Já com a imagem de “Closer” no palco, Peter Hook e os The Light tocam “Heart and Soul”. Restavam poucas dúvidas, mas esta banda toca o legado dos Joy Division com uma dedicação ímpar e um dramatismo muito competente. Isso reflecte-se, e bem, nos próximos temas. “Isolation”, fantástico, “Twenty four hours” e “Decades” são punk até à medula! Também ele extasiado, Peter Hook, parco em palavras, agradece em português, depois de fechar com “Decades” e tocar um pequeno órgão de sopro. Hook deixa o palco. Os The Light ficam e saem minutos mais tarde.

O fim da cerimónia chegaria com mais quatro temas emblemáticos. “Dead Souls” é tocado com Peter Hook, agora em T-shirt, e a exclamar a loucura presente. “You are fucking wild, you know?”, perguntava ao público em delírio. Sem esperas, “Transmission” já está no ar, e todos, mas mesmo todos, dançam ao som desta rádio particular. Mas é com “Love Will Tears Us Apart” que a casa vai quase a baixo. Hook, também ele extasiado, vem para o lado do palco e fica a olhar para a festa em que ele próprio é o mestre de cerimónia. Uma hora e 45 minutos depois, surge “Ceremony”, tocada com uma honestidade desarmante.
No final, Hook e seus pares receberem uma monumental ovação e o baixista, hoje também vocalista, despe a camisola, suada, e oferece-a à multidão. Um final digno de uma estrela de futebol depois de um jogo que acabou em goleada de emoções. Até já, Mr. Hook. Até sempre, Joy Division.

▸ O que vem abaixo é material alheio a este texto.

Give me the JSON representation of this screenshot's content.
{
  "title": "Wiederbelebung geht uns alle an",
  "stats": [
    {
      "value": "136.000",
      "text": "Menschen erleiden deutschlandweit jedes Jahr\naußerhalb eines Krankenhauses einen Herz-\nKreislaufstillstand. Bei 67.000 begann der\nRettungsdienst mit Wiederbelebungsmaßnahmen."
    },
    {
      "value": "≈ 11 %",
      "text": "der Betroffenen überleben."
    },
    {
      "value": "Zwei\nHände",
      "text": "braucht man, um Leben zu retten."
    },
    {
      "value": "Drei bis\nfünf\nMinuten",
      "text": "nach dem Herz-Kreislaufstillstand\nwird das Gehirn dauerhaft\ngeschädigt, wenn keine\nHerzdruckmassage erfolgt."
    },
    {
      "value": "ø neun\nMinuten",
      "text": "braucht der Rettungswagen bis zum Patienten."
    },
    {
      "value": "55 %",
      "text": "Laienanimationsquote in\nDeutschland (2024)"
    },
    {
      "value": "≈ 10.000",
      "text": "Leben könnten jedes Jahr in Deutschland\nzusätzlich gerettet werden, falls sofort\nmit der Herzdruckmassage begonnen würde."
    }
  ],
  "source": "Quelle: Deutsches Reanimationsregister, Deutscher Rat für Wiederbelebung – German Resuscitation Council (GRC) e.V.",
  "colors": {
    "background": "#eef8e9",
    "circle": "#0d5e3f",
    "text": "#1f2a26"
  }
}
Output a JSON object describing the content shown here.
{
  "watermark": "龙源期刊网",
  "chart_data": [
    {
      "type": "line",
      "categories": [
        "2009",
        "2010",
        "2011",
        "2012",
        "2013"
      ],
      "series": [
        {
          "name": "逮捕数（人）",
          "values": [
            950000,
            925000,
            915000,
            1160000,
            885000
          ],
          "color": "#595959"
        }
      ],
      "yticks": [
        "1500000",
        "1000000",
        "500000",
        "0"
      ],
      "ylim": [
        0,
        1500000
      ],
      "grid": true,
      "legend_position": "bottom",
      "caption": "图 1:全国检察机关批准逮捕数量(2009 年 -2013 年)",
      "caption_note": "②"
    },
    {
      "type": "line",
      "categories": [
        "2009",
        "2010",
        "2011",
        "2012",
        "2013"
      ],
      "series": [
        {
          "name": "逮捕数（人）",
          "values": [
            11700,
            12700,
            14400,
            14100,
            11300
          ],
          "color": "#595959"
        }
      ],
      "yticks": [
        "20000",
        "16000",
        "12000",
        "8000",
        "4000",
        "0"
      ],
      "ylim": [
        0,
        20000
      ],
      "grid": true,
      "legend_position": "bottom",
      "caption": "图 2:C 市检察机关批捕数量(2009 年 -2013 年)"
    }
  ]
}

A primeira parte esteve a cargo dos UNI_FORM, banda lisboeta composta por Billy (nas vozes e guitarra) David Francisco (baixo e back vocals), Miguel Moreira (guitarra e sintetizadores) e Nuno Francisco (bateria). Durante meia hora, tocaram seis temas do seu reportório, sendo que, neste momento, promovem, “1984”, segundo longa-duração da banda, inspirado na obra de George Orwell. As influências da banda são demasiados evidentes (por vezes perto do som de uns Interpol ou She Wants Revenge) e não se estranhou o convite de Peter Hook feito aos UNI_FORM para abrir o espetáculo. A plateia reagiu muito bem a esta apresentação, que contou com uma componente cénica muito interessante. Portugal precisa de projetos assim.